Within the context of our fiscally decentralized Federal system of government, we will work with the State and Local Governments to secure complementary budgets for family planning and reproductive health service delivery.
We will train our frontline health workers to deliver a range of contraceptives, and especially to improve the utilization of long acting methods like intra-uterine devices and injectable contraceptives.
We will work to unleash the potential of our private sector in making life-saving commodities available for our people. We will encourage the private sector to engage in domestic manufacturing of essential health commodities including contraceptives. We will also pursue making the commodities more affordable through efficient regulation and improving in-country logistics system.

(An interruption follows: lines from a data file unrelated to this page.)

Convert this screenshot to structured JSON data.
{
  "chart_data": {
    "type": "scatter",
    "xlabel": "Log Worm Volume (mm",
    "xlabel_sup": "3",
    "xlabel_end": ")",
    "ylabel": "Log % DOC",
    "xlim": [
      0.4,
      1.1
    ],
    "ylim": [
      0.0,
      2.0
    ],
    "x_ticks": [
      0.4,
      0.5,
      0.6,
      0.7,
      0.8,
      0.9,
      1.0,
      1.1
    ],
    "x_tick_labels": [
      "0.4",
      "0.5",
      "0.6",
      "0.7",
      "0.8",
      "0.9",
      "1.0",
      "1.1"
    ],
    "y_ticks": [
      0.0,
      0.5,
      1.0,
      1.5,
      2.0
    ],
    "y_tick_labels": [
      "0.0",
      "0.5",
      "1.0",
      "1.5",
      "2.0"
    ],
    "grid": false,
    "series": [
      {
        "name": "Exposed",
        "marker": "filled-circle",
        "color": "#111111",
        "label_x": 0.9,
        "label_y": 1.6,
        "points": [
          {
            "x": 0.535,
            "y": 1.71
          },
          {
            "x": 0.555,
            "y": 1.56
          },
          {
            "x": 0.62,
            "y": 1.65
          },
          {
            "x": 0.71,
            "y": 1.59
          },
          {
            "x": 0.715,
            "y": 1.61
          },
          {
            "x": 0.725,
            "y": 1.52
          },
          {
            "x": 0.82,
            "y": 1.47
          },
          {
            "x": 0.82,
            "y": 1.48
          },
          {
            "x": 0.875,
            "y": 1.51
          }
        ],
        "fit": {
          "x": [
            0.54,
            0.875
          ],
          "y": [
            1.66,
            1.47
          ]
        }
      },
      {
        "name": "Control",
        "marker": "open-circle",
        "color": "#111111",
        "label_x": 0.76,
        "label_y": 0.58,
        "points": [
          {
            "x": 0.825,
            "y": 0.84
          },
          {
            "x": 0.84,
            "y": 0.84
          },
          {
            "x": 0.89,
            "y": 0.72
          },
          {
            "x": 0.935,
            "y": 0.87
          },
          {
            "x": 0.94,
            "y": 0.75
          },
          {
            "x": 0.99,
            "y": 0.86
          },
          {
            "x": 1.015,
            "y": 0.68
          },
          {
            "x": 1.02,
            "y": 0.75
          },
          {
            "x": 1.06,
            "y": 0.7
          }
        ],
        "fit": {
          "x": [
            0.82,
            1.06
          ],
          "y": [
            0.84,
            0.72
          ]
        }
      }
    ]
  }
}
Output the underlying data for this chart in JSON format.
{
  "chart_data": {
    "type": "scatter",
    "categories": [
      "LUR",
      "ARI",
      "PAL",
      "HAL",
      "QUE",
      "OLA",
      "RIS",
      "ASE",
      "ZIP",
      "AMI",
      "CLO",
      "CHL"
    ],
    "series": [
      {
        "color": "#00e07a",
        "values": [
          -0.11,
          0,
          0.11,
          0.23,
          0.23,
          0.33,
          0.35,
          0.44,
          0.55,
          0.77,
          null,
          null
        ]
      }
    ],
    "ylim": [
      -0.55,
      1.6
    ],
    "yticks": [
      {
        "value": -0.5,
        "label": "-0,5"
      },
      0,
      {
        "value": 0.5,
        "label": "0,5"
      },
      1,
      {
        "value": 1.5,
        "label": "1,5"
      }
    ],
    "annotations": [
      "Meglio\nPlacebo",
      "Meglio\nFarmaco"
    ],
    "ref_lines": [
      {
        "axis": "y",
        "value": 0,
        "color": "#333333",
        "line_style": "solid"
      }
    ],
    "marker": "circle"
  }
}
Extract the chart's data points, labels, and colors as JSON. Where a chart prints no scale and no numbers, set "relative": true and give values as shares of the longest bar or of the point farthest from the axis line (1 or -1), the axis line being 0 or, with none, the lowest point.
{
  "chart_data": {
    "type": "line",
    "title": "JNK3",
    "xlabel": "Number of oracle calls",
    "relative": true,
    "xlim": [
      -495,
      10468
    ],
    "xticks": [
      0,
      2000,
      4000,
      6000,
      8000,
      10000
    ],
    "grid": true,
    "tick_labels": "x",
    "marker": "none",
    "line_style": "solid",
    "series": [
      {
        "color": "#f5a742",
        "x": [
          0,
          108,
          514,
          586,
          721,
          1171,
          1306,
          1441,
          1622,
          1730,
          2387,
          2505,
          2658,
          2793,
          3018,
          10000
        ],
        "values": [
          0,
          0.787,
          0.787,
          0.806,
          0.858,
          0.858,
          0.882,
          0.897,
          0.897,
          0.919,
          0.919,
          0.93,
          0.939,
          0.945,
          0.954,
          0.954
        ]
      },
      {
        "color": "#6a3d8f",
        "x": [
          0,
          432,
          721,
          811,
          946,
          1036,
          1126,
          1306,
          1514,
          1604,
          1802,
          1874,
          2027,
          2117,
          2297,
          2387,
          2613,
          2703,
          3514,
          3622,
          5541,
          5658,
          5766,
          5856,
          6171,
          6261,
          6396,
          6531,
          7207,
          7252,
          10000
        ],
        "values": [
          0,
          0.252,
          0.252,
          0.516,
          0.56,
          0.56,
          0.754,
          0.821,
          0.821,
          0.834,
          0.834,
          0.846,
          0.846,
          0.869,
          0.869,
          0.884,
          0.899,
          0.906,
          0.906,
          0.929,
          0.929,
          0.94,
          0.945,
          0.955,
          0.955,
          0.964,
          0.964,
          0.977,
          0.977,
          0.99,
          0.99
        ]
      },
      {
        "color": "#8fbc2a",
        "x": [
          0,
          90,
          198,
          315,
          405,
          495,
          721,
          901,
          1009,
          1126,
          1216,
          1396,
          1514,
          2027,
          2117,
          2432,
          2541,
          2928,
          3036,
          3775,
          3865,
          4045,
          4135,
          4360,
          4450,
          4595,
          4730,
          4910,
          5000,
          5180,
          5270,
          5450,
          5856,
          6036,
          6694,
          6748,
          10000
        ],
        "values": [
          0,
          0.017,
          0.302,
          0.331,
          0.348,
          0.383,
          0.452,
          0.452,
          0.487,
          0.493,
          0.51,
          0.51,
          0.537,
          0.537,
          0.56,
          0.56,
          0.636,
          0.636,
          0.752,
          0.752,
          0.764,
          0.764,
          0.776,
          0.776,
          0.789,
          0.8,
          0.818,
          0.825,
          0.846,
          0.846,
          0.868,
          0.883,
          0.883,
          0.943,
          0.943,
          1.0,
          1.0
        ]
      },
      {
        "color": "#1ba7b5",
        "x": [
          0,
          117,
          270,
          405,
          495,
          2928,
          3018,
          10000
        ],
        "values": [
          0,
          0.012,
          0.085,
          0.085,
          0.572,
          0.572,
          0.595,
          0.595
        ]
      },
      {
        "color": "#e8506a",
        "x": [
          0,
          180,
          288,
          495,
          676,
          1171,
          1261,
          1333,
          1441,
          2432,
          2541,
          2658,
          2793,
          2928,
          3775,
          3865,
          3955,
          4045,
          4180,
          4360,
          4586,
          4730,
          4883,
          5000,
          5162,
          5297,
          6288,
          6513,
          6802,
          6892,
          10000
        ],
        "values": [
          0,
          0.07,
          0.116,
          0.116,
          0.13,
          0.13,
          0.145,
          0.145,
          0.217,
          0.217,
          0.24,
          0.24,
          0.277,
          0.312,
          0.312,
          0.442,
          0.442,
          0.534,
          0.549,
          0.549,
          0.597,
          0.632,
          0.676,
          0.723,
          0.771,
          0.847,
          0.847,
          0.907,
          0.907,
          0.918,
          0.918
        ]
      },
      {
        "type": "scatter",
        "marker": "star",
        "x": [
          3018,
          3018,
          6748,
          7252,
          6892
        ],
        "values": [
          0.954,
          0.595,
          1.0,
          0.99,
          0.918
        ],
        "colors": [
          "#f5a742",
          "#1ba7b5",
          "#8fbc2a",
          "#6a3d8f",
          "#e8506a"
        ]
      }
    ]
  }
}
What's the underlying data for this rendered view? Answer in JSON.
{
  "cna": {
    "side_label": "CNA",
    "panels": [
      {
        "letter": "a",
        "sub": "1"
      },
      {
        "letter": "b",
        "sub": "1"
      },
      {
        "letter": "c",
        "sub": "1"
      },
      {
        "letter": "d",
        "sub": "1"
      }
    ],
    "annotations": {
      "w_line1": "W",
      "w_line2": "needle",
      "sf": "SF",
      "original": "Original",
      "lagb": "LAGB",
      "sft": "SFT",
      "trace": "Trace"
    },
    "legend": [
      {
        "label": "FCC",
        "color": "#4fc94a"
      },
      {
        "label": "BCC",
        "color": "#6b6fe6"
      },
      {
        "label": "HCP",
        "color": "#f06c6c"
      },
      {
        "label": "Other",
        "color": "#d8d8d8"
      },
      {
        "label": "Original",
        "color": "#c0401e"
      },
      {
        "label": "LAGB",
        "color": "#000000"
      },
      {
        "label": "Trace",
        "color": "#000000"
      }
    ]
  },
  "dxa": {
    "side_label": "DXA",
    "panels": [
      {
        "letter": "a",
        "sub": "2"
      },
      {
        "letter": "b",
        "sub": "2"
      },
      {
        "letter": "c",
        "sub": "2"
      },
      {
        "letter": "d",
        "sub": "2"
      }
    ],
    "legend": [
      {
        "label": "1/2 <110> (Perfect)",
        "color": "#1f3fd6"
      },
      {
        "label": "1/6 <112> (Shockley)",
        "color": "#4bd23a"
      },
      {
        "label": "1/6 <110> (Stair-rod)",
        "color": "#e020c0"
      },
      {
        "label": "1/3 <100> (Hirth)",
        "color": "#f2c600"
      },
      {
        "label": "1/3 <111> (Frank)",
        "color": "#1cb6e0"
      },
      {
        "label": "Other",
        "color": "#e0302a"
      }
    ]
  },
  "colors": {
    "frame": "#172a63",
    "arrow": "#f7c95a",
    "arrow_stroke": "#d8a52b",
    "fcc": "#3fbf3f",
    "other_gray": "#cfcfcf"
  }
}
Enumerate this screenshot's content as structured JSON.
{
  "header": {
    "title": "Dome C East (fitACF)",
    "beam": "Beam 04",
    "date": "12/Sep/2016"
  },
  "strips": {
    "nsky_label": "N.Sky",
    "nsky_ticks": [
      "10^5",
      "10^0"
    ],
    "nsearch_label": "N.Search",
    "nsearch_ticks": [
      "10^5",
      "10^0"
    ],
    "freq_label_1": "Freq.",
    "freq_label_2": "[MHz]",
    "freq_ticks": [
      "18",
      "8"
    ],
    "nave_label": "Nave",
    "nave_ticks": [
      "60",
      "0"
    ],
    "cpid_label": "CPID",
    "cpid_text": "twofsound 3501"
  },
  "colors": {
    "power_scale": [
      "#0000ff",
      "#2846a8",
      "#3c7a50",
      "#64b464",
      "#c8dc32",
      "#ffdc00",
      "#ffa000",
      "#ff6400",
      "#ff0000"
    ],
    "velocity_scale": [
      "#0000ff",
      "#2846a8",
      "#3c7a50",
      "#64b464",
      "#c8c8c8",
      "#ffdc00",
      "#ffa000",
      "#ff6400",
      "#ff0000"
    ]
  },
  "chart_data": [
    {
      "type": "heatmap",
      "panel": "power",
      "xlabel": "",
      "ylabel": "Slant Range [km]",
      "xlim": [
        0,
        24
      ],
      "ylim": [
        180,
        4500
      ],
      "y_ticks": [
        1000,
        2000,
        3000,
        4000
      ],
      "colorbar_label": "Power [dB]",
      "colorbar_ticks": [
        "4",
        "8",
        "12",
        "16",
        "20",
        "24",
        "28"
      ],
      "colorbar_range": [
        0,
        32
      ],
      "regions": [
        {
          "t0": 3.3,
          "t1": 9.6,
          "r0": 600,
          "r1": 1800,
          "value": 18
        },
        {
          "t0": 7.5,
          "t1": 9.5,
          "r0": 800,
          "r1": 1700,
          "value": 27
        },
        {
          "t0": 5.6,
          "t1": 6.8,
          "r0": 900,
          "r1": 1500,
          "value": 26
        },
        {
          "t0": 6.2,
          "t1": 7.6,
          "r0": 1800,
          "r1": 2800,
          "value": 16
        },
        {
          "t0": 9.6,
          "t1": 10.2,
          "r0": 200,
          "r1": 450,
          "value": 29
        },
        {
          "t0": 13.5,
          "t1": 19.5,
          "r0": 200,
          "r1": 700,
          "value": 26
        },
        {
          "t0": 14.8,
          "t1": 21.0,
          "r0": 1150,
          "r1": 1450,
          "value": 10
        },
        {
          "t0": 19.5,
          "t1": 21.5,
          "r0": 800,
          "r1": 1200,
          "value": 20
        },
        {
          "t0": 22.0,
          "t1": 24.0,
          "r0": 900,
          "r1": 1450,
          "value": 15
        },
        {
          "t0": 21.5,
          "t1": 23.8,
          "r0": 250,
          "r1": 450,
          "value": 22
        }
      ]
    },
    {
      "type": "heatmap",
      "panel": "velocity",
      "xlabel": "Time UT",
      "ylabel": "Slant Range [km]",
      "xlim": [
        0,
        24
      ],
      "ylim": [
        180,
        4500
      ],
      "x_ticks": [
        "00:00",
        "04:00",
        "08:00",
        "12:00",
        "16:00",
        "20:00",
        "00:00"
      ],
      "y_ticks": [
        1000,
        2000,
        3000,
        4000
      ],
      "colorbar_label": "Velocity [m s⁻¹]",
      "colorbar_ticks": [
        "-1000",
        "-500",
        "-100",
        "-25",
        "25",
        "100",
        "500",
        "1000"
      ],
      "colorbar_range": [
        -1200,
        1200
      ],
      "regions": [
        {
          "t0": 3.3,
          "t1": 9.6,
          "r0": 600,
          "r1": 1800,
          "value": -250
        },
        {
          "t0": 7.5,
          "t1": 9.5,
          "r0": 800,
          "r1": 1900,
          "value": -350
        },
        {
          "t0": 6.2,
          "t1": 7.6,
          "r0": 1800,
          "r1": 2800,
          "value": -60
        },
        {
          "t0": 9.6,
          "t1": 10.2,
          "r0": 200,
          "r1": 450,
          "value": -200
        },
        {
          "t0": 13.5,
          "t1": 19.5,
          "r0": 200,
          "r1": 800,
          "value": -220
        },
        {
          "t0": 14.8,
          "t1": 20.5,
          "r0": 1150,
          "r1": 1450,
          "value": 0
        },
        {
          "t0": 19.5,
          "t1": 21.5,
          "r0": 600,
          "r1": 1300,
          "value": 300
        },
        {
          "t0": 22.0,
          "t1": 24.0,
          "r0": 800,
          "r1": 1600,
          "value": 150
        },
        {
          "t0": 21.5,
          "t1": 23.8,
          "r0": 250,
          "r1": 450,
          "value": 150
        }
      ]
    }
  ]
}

We recognize that in Nigeria, the average total fertility for uneducated women is more than twice that of women who have had above secondary education. Thus, girl-child education remains an important area of focus to improve reproductive health and reduce maternal and child mortality.
Girl-child education focusing on completion of quality primary, secondary and post-secondary education for our future mothers is critical. But, girls alone do not make babies. We will continue to pursue efforts to improve overall quality of education for all children.
These efforts will take time, and perhaps even more time because of the already large birth cohorts that are constantly coming into the education system. So, access to reproductive health services and commodities remains the first priority in this context.
We are aware of the challenge to address inequities in the access, utilization and distribution of health outcomes. In the case of family planning in Nigeria, women in the richest wealth quintile are more than 10 times likely to have access to family planning services (35% versus 3.2%) regardless of geography, ethnicity or religion. We are committed to increasing the awareness and demand for family planning and reproductive health services by women regardless of their socio-economic status. In our quest to save one million lives in Nigeria by 2015, we consider all lives have equal value.
In conclusion, I wish to reaffirm that the Federal Government of Nigeria remains fully committed to meeting unmet needs for reproductive health services and commodities, including family planning. This will be done in an integrated, collaborative manner. We are focused to save the lives of mothers and children from preventable causes and consider family planning a life-saving intervention. This effort is important for our country to reap its demographic dividend in the years to come.